The Wasteland
I have a number of old school acquaintances - middle aged people like myself with high school age children - who are divorced. It’s not unusual for my generation, which features a much higher divorce rate than our parents’ and grandparents’ generations. Touching half of all my peers’ marriages, I guess I am unusual to still be married - and to the same person, even. Being a foreigner married to a Japanese puts me in an especially high divorce bracket, too, with 80% of international marriages ending that way. Or, that’s what I’ve read.
When I communicate with friends in Canada I sometimes hear their middle aged tales of continuing to look for a life partner, someone to grow old with after their divorce from number one. On the one hand, this chronic quest for partnership is a human signature and simultaneously compassionate and perplexing. But on the other hand I must wonder why my acquaintances are still looking for a life partner in middle age? Not that it’s too late. No. It’s never too late. But why? They have their homes and their children, their jobs and their hobbies and since pretty much all of us agree nowadays that sex is a natural and healthy adult activity there is little preventing them from being sexually active with whomever they please with impunity and without marriage in today’s society. Didn’t they learn anything from their first youthful forays into the romance market? I have to ask, do they have the stamina for it now and, if they do, where do they get it from? I don’t mean the stamina for physical lovemaking. Middle aged and older people have that. Wink, wink, nudge, nudge. I mean the emotional stamina to venture back onto the battleground of courtship where boys and girls, men and women have a proven propensity for hurting one another unnecessarily. The fact that children are habitually and casually cruel with each other is only the start of it.
It seems to me that adolescents and young adults naturally have more stamina for this than their elders, and they are more in need of it, too, because the lives of the young are a wasteland, a graveyard, a slaughterhouse, a blood-splattered midden, a highway of carnage, a train wreck, a purgatory, a charred battlefield, a permanent lost and found, an apocalyptic playground, a psych ward of broken hearts, hurt feelings and other damage inflicted both deliberately and residually. Young adults might look healthy and strong with a radiance of youth and hormones and potential. Are their really any unattractive youths? But in another real sense they are relationship zombies who devour each other, and like vampires they spread their condition among their peers.
Of course, youths lack experience.
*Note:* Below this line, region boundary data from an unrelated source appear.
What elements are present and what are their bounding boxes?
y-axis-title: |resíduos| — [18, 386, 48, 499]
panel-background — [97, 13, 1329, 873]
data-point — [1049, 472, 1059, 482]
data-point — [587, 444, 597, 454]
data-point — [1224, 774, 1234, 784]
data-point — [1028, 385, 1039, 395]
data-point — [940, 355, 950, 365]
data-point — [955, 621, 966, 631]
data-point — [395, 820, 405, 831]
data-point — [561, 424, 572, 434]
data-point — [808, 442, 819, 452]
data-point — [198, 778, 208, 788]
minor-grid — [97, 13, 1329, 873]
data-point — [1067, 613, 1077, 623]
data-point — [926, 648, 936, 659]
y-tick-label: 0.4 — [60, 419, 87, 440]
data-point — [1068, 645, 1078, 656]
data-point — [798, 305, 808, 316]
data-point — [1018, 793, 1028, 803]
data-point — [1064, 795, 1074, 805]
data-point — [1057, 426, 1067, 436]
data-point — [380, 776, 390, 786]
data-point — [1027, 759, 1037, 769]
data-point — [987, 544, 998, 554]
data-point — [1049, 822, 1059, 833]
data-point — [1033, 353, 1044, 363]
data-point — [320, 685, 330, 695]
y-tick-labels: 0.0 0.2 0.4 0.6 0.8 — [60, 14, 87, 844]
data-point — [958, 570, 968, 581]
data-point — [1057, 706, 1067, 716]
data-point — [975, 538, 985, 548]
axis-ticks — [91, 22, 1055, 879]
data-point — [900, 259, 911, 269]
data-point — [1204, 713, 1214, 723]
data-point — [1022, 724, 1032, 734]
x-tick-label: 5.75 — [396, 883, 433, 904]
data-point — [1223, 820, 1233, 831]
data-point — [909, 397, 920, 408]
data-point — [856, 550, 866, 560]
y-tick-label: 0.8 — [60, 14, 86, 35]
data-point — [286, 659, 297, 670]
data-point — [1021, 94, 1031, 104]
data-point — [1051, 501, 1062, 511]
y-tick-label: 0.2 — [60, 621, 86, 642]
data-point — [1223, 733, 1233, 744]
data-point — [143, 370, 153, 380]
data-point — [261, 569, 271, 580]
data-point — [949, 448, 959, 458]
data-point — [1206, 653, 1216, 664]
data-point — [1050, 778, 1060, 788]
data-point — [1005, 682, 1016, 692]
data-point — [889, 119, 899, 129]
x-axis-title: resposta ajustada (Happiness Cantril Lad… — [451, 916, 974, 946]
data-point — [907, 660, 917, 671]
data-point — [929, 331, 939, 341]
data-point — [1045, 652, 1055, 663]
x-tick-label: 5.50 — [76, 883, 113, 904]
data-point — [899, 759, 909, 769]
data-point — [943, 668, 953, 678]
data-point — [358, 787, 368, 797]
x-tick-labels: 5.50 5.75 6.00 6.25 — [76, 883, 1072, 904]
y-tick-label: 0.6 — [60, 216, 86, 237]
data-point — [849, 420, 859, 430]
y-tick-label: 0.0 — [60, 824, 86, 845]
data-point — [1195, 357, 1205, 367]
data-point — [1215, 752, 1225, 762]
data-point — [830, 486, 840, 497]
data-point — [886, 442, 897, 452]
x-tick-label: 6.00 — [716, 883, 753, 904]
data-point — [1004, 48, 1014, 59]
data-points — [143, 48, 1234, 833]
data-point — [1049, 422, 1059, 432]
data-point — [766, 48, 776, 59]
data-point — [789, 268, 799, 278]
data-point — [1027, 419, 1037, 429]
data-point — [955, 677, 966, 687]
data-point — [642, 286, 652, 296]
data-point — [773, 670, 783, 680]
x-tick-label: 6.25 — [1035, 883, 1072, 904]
When you grow close to another person and open yourself to him/her more and more the feelings are wonderful. It’s love heroin. But that degree of closeness is the seed for terrible emotional ills if/when it all goes to hell. Parents who do have the experience and ought to know better in these matters are little help to their youngsters because they don’t know how to instruct/inform them, or they hesitate to broach the matter, or they resist that kind of intrusion into their children’s increasingly private lives. And for their part, young people are not prone to listen to them anyway. Neither are they prone to imagine their parents as romantic or sexual people. So the kids have to discover things and make things up as they go along as if they were the first ones in human history ever to discover - or invent - love, or experience yearning and then suffer because of it. Isn’t that always the way of it? I dearly wish when I was a youngster that adults would have counseled us more how to be careful with each other, gentle and respectful in our nascent relationships. Most importantly, how do you break up with a person? And when it comes to that, what do you do next? I grew up in an all-boy family with the emotional depth of a block of wood. Soft wood, as it turns out. But I am trying with my two children - a girl smack-dab in the danger zone, and a boy about to enter it.